Afirmo que o PS é um refúgio de trapaceiros sem paralelo no hemisfério Norte? Tomo Rennie e, juram-me, isso passa. Opino que o “caso” do Montepio é uma golpada inscrita numa longa tradição de golpadas similares? Ingiro Kompensan que a coisa vai ao sítio. Sugiro que ambos os candidatos à liderança do PSD representam a abdicação da alegada “direita” ao sistema que nos arruína e enxovalha? Dissolvo um Alka-Seltzer e curo-me. Arrisco que a dona Catarina Martins (para quem, aliás, os resmungos da oposição representam a “azia da direita”), em décadas de relativa existência, nunca produziu a sombra de uma ideia sequer discutível? Atafulho-me de Gaviscon e tudo se resolve. Por algum motivo, inúmeros portugueses convenceram-se de que mostrar cuidados com o refluxo gástrico dos restantes constitui uma maneira infalível de encerrar, e vencer, qualquer discussão.

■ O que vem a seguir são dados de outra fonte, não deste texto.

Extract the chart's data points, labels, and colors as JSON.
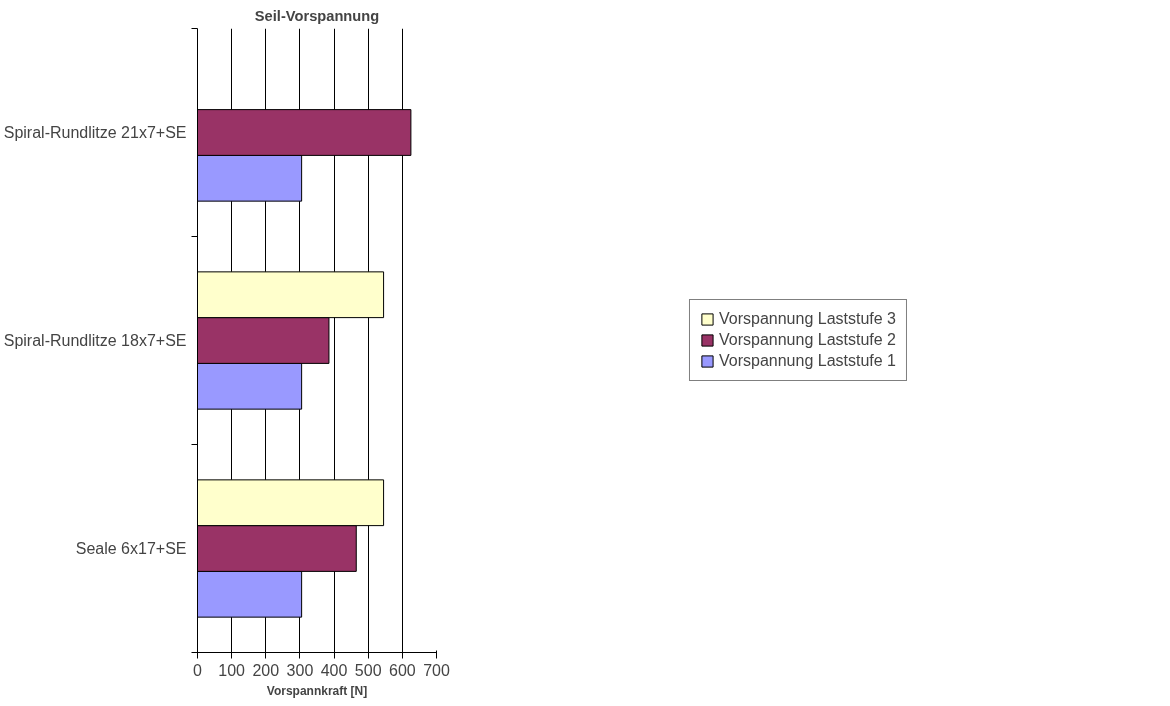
{
  "chart_data": {
    "type": "bar",
    "orientation": "horizontal",
    "title": "Seil-Vorspannung",
    "xlabel": "Vorspannkraft [N]",
    "categories": [
      "Spiral-Rundlitze 21x7+SE",
      "Spiral-Rundlitze 18x7+SE",
      "Seale 6x17+SE"
    ],
    "series": [
      {
        "name": "Vorspannung Laststufe 1",
        "color": "#9999ff",
        "values": [
          305,
          305,
          305
        ]
      },
      {
        "name": "Vorspannung Laststufe 2",
        "color": "#993366",
        "values": [
          625,
          385,
          465
        ]
      },
      {
        "name": "Vorspannung Laststufe 3",
        "color": "#ffffcc",
        "values": [
          null,
          545,
          545
        ]
      }
    ],
    "xlim": [
      0,
      700
    ],
    "xticks": [
      0,
      100,
      200,
      300,
      400,
      500,
      600,
      700
    ],
    "grid": "x",
    "legend": "right"
  }
}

Será conspiração das farmacêuticas? Duvido. Do que tenho a certeza é da eloquência vigente nas classes dirigentes e nos seus acólitos não estar exactamente ao nível de um Lincoln ou de um Disraeli. Mas está, sem tirar nem pôr, ao nível de dois, ou três, Antónios Costa. Ou quatro. Ou cinco. Ou tantos quantos os sujeitos que tomaram conta disto e, entre arrotos e gargalhadas, desceram o debate público aos abismos dos debates de futebol. Não me refiro, evidentemente, aos coitados que soltam atoardas na taberna a pretexto da bola: refiro-me aos furiosos que o taberneiro põe na rua e arranjam poiso na CMTV ou nos gabinetes de “comunicação”. A “azia” omnipresente nas considerações dos maluquinhos dos clubes, grau zero do pensamento e recurso estilístico que um orangotango se embaraçaria de usar, contaminou os maluquinhos dos partidos. No fundo, trata-se de um símbolo da indigência mental em curso e a confissão de que se é bronco e não se disfarça.

Houve um tempo, não muito remoto, em que os broncos disfarçavam. Ou pelo menos tentavam. O “eng.” Sócrates, por exemplo, ainda procurava dissimular as suas extraordinárias deficiências com os tiques que, na inocência dele, julgava próprios das pessoas ilustres: passear cursos (que não frequentou), citar livros (que não leu) e assinar livros (que não escreveu). Agora, os carrocei…, perdão, os senhores no poder desistiram de mascarar o primitivismo. A brutalidade é servida sem filtros nem vergonha. E é por isso que o maior perigo da subjugação do regime à esquerda não é a ameaça à liberdade de expressão: é a ameaça à expressão propriamente dita. E falada. E, Deus os perdoe, escrita.

O problema, porém, não é a franqueza. A franqueza com que essa gente desatou a exibir os seus trágicos limites é apenas um sintoma, sintoma de despreocupação, de arrogância, de impunidade. Já não é necessário simular polimento, ou um vestígio de regras civilizacionais, porque a falta de civilidade deixou de ser escrutinada. Provavelmente, até passou a ser valorizada. Conhecíamos o estilo de ditaduras descaradas, ou de organizações totalitárias como o PCP e BE, onde o estilo é um programa. Percebe-se que dois anos de convívio bastaram para contagiar o PS, enfim livre para cumprir a sua natureza. A “azia” é a versão actualizada do “‘tou-me cagando”, do rudimentar dr. Ferro. Desobrigados, os que se sentem donos do país cruzam as pernas em cima da mesa, puxam do palito, aliviam o cinto e esfregam a barriga: estão à vontade. Mérito deles? Mérito do povo, ou da parte do povo cuja tolerância é imensa e inversamente proporcional à dos respectivos proprietários. A julgar pelas sondagens e pela apatia quase geral, o povo engole a propaganda, os mortos, os bancos, os sindicatos, as raríssimas, os insultos, o desprezo, o nepotismo e o que calha. Infelizmente, não precisa de Rennie.